Abdominal Aortic Aneurysm
What is an abdominal aortic aneurysm?
An abdominal aortic aneurysm, also called AAA or triple A, is a bulging, weakened area in the wall of the aorta (the largest artery in the body) resulting in an abnormal widening or ballooning greater than 50 percent of the vessel's normal diameter (width).
The aorta extends upward from the top of the left ventricle of the heart in the chest area (ascending thoracic aorta), then curves like a candy cane (aortic arch) downward through the chest area (descending thoracic aorta) into the abdomen (abdominal aorta). The aorta delivers oxygenated blood pumped from the heart to the rest of the body.
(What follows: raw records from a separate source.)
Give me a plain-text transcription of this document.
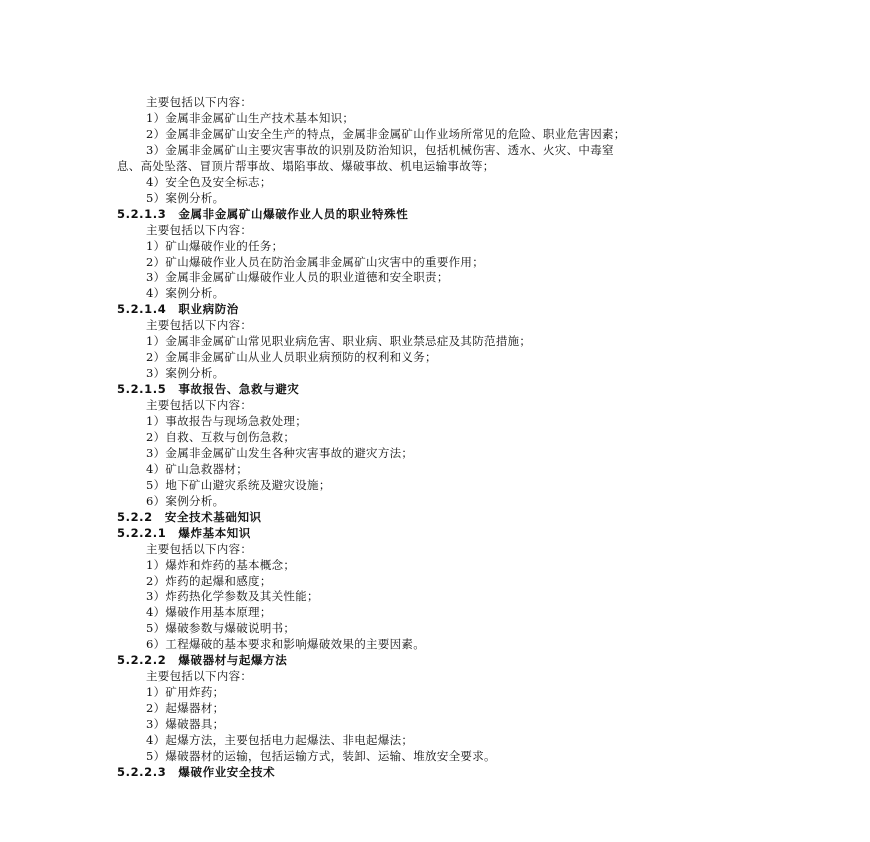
主要包括以下内容：
1）金属非金属矿山生产技术基本知识；
2）金属非金属矿山安全生产的特点，金属非金属矿山作业场所常见的危险、职业危害因素；
3）金属非金属矿山主要灾害事故的识别及防治知识，包括机械伤害、透水、火灾、中毒窒
息、高处坠落、冒顶片帮事故、塌陷事故、爆破事故、机电运输事故等；
4）安全色及安全标志；
5）案例分析。
5.2.1.3　金属非金属矿山爆破作业人员的职业特殊性
主要包括以下内容：
1）矿山爆破作业的任务；
2）矿山爆破作业人员在防治金属非金属矿山灾害中的重要作用；
3）金属非金属矿山爆破作业人员的职业道德和安全职责；
4）案例分析。
5.2.1.4　职业病防治
主要包括以下内容：
1）金属非金属矿山常见职业病危害、职业病、职业禁忌症及其防范措施；
2）金属非金属矿山从业人员职业病预防的权利和义务；
3）案例分析。
5.2.1.5　事故报告、急救与避灾
主要包括以下内容：
1）事故报告与现场急救处理；
2）自救、互救与创伤急救；
3）金属非金属矿山发生各种灾害事故的避灾方法；
4）矿山急救器材；
5）地下矿山避灾系统及避灾设施；
6）案例分析。
5.2.2　安全技术基础知识
5.2.2.1　爆炸基本知识
主要包括以下内容：
1）爆炸和炸药的基本概念；
2）炸药的起爆和感度；
3）炸药热化学参数及其关性能；
4）爆破作用基本原理；
5）爆破参数与爆破说明书；
6）工程爆破的基本要求和影响爆破效果的主要因素。
5.2.2.2　爆破器材与起爆方法
主要包括以下内容：
1）矿用炸药；
2）起爆器材；
3）爆破器具；
4）起爆方法，主要包括电力起爆法、非电起爆法；
5）爆破器材的运输，包括运输方式，装卸、运输、堆放安全要求。
5.2.2.3　爆破作业安全技术
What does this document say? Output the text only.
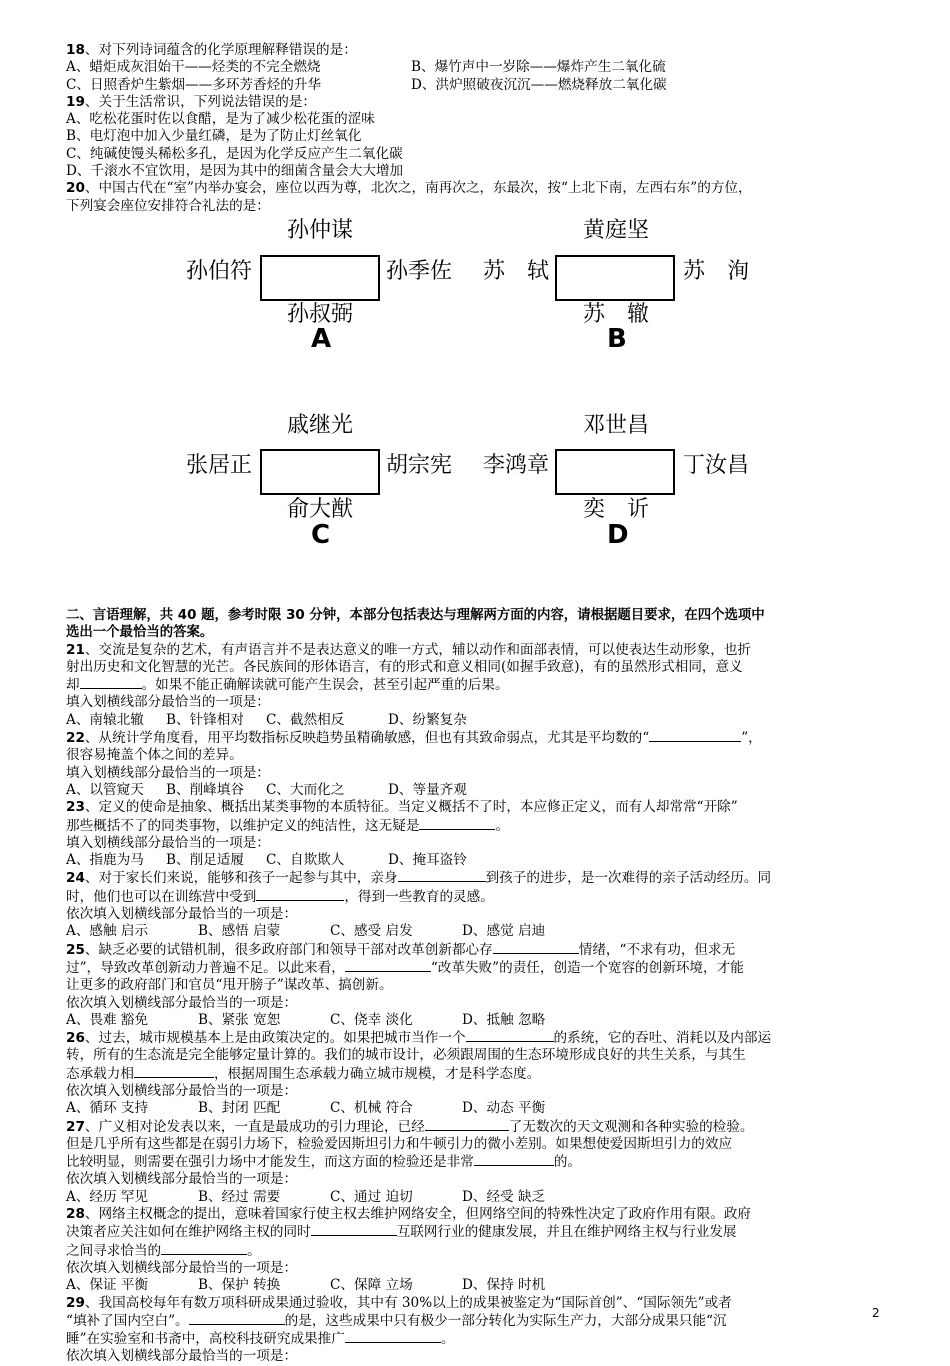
18、对下列诗词蕴含的化学原理解释错误的是：
A、蜡炬成灰泪始干——烃类的不完全燃烧	B、爆竹声中一岁除——爆炸产生二氧化硫
C、日照香炉生紫烟——多环芳香烃的升华	D、洪炉照破夜沉沉——燃烧释放二氧化碳
19、关于生活常识，下列说法错误的是：
A、吃松花蛋时佐以食醋，是为了减少松花蛋的涩味
B、电灯泡中加入少量红磷，是为了防止灯丝氧化
C、纯碱使馒头稀松多孔，是因为化学反应产生二氧化碳
D、千滚水不宜饮用，是因为其中的细菌含量会大大增加
20、中国古代在“室”内举办宴会，座位以西为尊，北次之，南再次之，东最次，按“上北下南，左西右东”的方位，
下列宴会座位安排符合礼法的是：
孙仲谋
孙伯符	孙季佐
孙叔弼
A
黄庭坚
苏　轼	苏　洵
苏　辙
B
戚继光
张居正	胡宗宪
俞大猷
C
邓世昌
李鸿章	丁汝昌
奕　䜣
D
二、言语理解，共 40 题，参考时限 30 分钟，本部分包括表达与理解两方面的内容，请根据题目要求，在四个选项中
选出一个最恰当的答案。
21、交流是复杂的艺术，有声语言并不是表达意义的唯一方式，辅以动作和面部表情，可以使表达生动形象，也折
射出历史和文化智慧的光芒。各民族间的形体语言，有的形式和意义相同(如握手致意)，有的虽然形式相同，意义
却	。如果不能正确解读就可能产生误会，甚至引起严重的后果。
填入划横线部分最恰当的一项是：
A、南辕北辙 B、针锋相对 C、截然相反	D、纷繁复杂
22、从统计学角度看，用平均数指标反映趋势虽精确敏感，但也有其致命弱点，尤其是平均数的“	”，
很容易掩盖个体之间的差异。
填入划横线部分最恰当的一项是：
A、以管窥天 B、削峰填谷 C、大而化之	D、等量齐观
23、定义的使命是抽象、概括出某类事物的本质特征。当定义概括不了时，本应修正定义，而有人却常常“开除”
那些概括不了的同类事物，以维护定义的纯洁性，这无疑是	。
填入划横线部分最恰当的一项是：
A、指鹿为马 B、削足适履 C、自欺欺人	D、掩耳盗铃
24、对于家长们来说，能够和孩子一起参与其中，亲身	到孩子的进步，是一次难得的亲子活动经历。同
时，他们也可以在训练营中受到	，得到一些教育的灵感。
依次填入划横线部分最恰当的一项是：
A、感触 启示	B、感悟 启蒙	C、感受 启发	D、感觉 启迪
25、缺乏必要的试错机制，很多政府部门和领导干部对改革创新都心存	情绪，“不求有功，但求无
过”，导致改革创新动力普遍不足。以此来看，	“改革失败”的责任，创造一个宽容的创新环境，才能
让更多的政府部门和官员“甩开膀子”谋改革、搞创新。
依次填入划横线部分最恰当的一项是：
A、畏难 豁免	B、紧张 宽恕	C、侥幸 淡化	D、抵触 忽略
26、过去，城市规模基本上是由政策决定的。如果把城市当作一个	的系统，它的吞吐、消耗以及内部运
转，所有的生态流是完全能够定量计算的。我们的城市设计，必须跟周围的生态环境形成良好的共生关系，与其生
态承载力相	，根据周围生态承载力确立城市规模，才是科学态度。
依次填入划横线部分最恰当的一项是：
A、循环 支持	B、封闭 匹配	C、机械 符合	D、动态 平衡
27、广义相对论发表以来，一直是最成功的引力理论，已经	了无数次的天文观测和各种实验的检验。
但是几乎所有这些都是在弱引力场下，检验爱因斯坦引力和牛顿引力的微小差别。如果想使爱因斯坦引力的效应
比较明显，则需要在强引力场中才能发生，而这方面的检验还是非常	的。
依次填入划横线部分最恰当的一项是：
A、经历 罕见	B、经过 需要	C、通过 迫切	D、经受 缺乏
28、网络主权概念的提出，意味着国家行使主权去维护网络安全，但网络空间的特殊性决定了政府作用有限。政府
决策者应关注如何在维护网络主权的同时	互联网行业的健康发展，并且在维护网络主权与行业发展
之间寻求恰当的	。
依次填入划横线部分最恰当的一项是：
A、保证 平衡	B、保护 转换	C、保障 立场	D、保持 时机
29、我国高校每年有数万项科研成果通过验收，其中有 30%以上的成果被鉴定为“国际首创”、“国际领先”或者
“填补了国内空白”。	的是，这些成果中只有极少一部分转化为实际生产力，大部分成果只能“沉
睡”在实验室和书斋中，高校科技研究成果推广	。
依次填入划横线部分最恰当的一项是：
2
The most common location of arterial aneurysm formation is the abdominal aorta, specifically, the segment of the abdominal aorta below the kidneys. An abdominal aneurysm located below the kidneys is called an infrarenal aneurysm. An aneurysm can be characterized by its location, shape, and cause.
The shape of an aneurysm is described as being fusiform or saccular which helps to identify a true aneurysm. The more common fusiform-shaped aneurysm bulges or balloons out on all sides of the aorta. A saccular-shaped aneurysm bulges or balloons out only on one side.
A pseudoaneurysm, or false aneurysm, is not an enlargement of any of the layers of the blood vessel wall. A false aneurysm may be the result of a prior surgery or trauma. Sometimes, a tear can occur on the inside layer of the vessel resulting in blood filling in between the layers of the blood vessel wall creating a dissection.
The aorta is under constant pressure as blood is ejected from the heart. With each heartbeat, the walls of the aorta distend (expand) and then recoil (spring back), exerting continual pressure or stress on the already weakened aneurysm wall. Therefore, there is a potential for rupture (bursting) or dissection (separation of the layers of the aortic wall) of the aorta, which may cause life-threatening hemorrhage (uncontrolled bleeding) and, potentially, death. The larger the aneurysm becomes, the greater the risk for rupture.
Because an aneurysm may continue to increase in size, along with progressive weakening of the artery wall, surgical intervention may be needed. Preventing rupture of an aneurysm is one of the goals of therapy.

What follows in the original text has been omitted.